You may have recently stumbled across one of the recent headlines in the media that look something like this:
The scientific paper they are all referring to is linked here (although you can’t read it without a subscription, which brings up a totally different problem in access to science):
- J.M. Gilman et al., Cannabis Use Is Quantitatively Associated with Nucleus Accumbens and Amygdala Abnormalities in Young Adult Recreational Users, Journal of Neuroscience (Neurobiology of Disease section), 34 (2014), 5529–5538.
When I first read these headlines, I was understandably intrigued. Had someone REALLY found good evidence in MRI data that there are differences in the brains of casual marijuana smokers? The idea is not totally far fetched. Alcohol is known to be neurotoxic and it can shrink the size of the brain through dehydration, but this is mostly corrected after you quit drinking. Carbon monoxide in cigarette smoke is also a known neurotoxin, but I’ve never read about any changes in the size of anatomical regions of the brain from smoking tobacco, unless you count brain tumors. However, no one has ever really found evidence to support major anatomical changes in the brain following marijuana use. So could this really be true?
Even before reading the paper, my intuition said the answer was no… brain imaging research is notoriously fraught with spurious findings linked to inappropriate use of statistics.
I gave the paper a casual read, and immediately, I noticed problems, MAJOR problems. First of all, sample size… only 20 people were included in the cross-sectional study. That is low. A cross-sectional study means that they had no within-subject comparisons. In other words, all of the data was collected at one time. A much stronger approach would have been to image subjects before they smoke and then through time as they begin to “casually smoke” marijuana. Of course, this is much more difficult, but with a study design containing so many potential confounds (see below), it’s pretty much required (imho) to say anything definitively.
Second of all, the confounds… the investigators did not control for various other aspects of these people’s lives that may cause changes in brain anatomy. How much did each subject drink? smoke tobacco? do other drugs? etc… These all could be equally correlated to the differences in brain anatomy which they discovered. Or it could something entirely different like genetics?
And lastly, the statistics… I came across this article by computational biologist Lior Pachter, and that was sort of the nail in the coffin. I suggest reading through it because Lior does a great job of highlighting the problems with multiple comparison statistics, causation vs. correlation, and many other mistakes.

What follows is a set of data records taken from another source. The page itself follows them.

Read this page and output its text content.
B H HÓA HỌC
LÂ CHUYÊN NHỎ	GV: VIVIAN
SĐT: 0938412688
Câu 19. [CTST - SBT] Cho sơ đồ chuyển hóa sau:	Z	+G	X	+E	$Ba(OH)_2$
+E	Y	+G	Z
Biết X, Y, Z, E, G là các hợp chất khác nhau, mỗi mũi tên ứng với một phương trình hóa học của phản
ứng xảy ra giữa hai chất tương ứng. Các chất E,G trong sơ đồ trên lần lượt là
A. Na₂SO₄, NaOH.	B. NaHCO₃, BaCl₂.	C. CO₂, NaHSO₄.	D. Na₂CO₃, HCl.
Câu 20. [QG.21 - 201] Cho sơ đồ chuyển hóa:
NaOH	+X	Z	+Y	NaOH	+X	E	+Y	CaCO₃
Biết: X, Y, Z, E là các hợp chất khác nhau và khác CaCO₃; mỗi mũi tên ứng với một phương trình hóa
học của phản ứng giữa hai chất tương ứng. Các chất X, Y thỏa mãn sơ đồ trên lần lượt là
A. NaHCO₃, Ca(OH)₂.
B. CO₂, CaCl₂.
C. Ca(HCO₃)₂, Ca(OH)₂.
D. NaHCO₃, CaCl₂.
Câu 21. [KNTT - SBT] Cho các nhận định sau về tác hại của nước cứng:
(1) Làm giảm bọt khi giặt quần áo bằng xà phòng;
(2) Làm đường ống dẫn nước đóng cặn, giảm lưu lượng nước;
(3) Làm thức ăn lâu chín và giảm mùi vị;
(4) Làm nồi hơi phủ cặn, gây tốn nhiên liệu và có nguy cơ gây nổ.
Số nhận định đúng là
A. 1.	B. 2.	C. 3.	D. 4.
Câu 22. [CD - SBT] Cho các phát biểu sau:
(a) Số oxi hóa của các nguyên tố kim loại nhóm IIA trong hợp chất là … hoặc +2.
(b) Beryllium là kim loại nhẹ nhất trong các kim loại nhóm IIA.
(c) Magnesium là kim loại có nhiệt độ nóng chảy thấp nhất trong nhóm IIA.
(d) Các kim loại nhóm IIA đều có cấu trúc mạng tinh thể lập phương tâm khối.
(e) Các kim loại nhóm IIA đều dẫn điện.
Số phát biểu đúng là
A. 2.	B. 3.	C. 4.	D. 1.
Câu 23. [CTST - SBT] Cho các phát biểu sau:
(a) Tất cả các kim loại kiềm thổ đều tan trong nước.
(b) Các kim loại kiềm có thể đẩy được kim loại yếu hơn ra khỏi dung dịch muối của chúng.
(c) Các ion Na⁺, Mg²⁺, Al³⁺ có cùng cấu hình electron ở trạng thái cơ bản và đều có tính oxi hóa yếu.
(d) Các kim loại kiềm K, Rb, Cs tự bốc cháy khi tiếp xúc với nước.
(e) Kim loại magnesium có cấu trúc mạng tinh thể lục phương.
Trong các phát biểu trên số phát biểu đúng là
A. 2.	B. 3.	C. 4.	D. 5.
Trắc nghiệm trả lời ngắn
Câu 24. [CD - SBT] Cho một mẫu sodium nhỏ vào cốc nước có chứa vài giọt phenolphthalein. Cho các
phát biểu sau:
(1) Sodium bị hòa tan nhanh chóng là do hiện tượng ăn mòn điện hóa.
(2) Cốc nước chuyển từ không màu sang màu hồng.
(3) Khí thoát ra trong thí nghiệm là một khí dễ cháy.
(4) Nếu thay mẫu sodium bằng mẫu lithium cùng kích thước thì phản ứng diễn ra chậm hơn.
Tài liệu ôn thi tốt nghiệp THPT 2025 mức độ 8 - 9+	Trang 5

He even calls it ”quite possibly the worst paper [he's] read all year.” The Journal of Neuroscience is a rather prestigious journal, so this is all the more upsetting.
I do not study the effects of marijuana use on the brain, so I can’t tell you how it may or may not cause harm. I am absolutely positive it has some effect. But it’s important to remember that pretty much everything you do creates changes in your brain. Reading a book, riding a bike, talking with your friends… these all create lasting memories that are encoded in your neurons. However, after reading this most recent article, there is ABSOLUTELY NO WAY you can assert that marijuana use is harmful, or creates anatomical changes, or anything really…
It’s just another case of sensationalist reporting of poorly conducted science.